Induction of neuronal nitric oxide synthase (nNOS) in livers of mice treated with toxic doses of acetaminophen

In overdose acetaminophen (APAP) is hepatotoxic. Toxicity occurs by metabolism to a reactive metabolite (NAPQI). Following low doses NAPQI is detoxified by GSH; however, in overdose GSH is depleted and NAPQI covalently binds to proteins.
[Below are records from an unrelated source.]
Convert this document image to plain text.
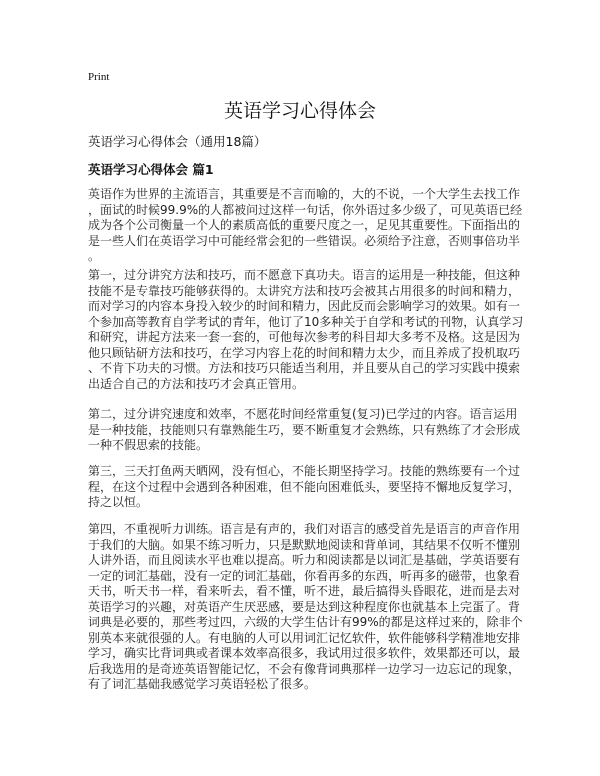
Print
英语学习心得体会
英语学习心得体会（通用18篇）
英语学习心得体会 篇1
英语作为世界的主流语言，其重要是不言而喻的，大的不说，一个大学生去找工作
，面试的时候99.9%的人都被问过这样一句话，你外语过多少级了，可见英语已经
成为各个公司衡量一个人的素质高低的重要尺度之一，足见其重要性。下面指出的
是一些人们在英语学习中可能经常会犯的一些错误。必须给予注意，否则事倍功半
。
第一，过分讲究方法和技巧，而不愿意下真功夫。语言的运用是一种技能，但这种
技能不是专靠技巧能够获得的。太讲究方法和技巧会被其占用很多的时间和精力，
而对学习的内容本身投入较少的时间和精力，因此反而会影响学习的效果。如有一
个参加高等教育自学考试的青年，他订了10多种关于自学和考试的刊物，认真学习
和研究，讲起方法来一套一套的，可他每次参考的科目却大多考不及格。这是因为
他只顾钻研方法和技巧，在学习内容上花的时间和精力太少，而且养成了投机取巧
、不肯下功夫的习惯。方法和技巧只能适当利用，并且要从自己的学习实践中摸索
出适合自己的方法和技巧才会真正管用。
第二，过分讲究速度和效率，不愿花时间经常重复(复习)已学过的内容。语言运用
是一种技能，技能则只有靠熟能生巧，要不断重复才会熟练，只有熟练了才会形成
一种不假思索的技能。
第三，三天打鱼两天晒网，没有恒心，不能长期坚持学习。技能的熟练要有一个过
程，在这个过程中会遇到各种困难，但不能向困难低头，要坚持不懈地反复学习，
持之以恒。
第四，不重视听力训练。语言是有声的，我们对语言的感受首先是语言的声音作用
于我们的大脑。如果不练习听力，只是默默地阅读和背单词，其结果不仅听不懂别
人讲外语，而且阅读水平也难以提高。听力和阅读都是以词汇是基础，学英语要有
一定的词汇基础，没有一定的词汇基础，你看再多的东西，听再多的磁带，也象看
天书，听天书一样，看来听去，看不懂，听不进，最后搞得头昏眼花，进而是去对
英语学习的兴趣，对英语产生厌恶感，要是达到这种程度你也就基本上完蛋了。背
词典是必要的，那些考过四，六级的大学生估计有99%的都是这样过来的，除非个
别英本来就很强的人。有电脑的人可以用词汇记忆软件，软件能够科学精准地安排
学习，确实比背词典或者课本效率高很多，我试用过很多软件，效果都还可以，最
后我选用的是奇迹英语智能记忆，不会有像背词典那样一边学习一边忘记的现象，
有了词汇基础我感觉学习英语轻松了很多。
This is followed by oxygen/nitrogen stress (protein nitration) and mitochondrial dysfunction. Nitration is by peroxynitrite formed from nitric oxide and superoxide. Toxicity and nitration in hepatocytes were inhibited by two nNOS inhibitors. In mice the principal nitrated protein was MnSOD. In nNOS knockout mice toxicity was delayed with less nitration compared to wildtype mice. We have now examined livers for the presence of nNOS in APAP toxicity. In livers of saline treated mice nNOS was not observed by Western blot analysis. However, in livers of APAP treated mice nNOS was induced. Low levels of nNOS were detected as early as 2 h following APAP. By 4 h nNOS was significantly induced and by 8 h it was dramatically induced. Its relative induction correlated with relative increases in protein nitration of MnSOD and development of toxicity (serum ALT). As anticipated inducible NOS (iNOS) was also induced following a hepatotoxic dose of APAP but its induction appeared to be later than induction of nNOS. These data indicate that nNOS is induced in livers of APAP treated mice. Supported by NIH grant R01 DK079008.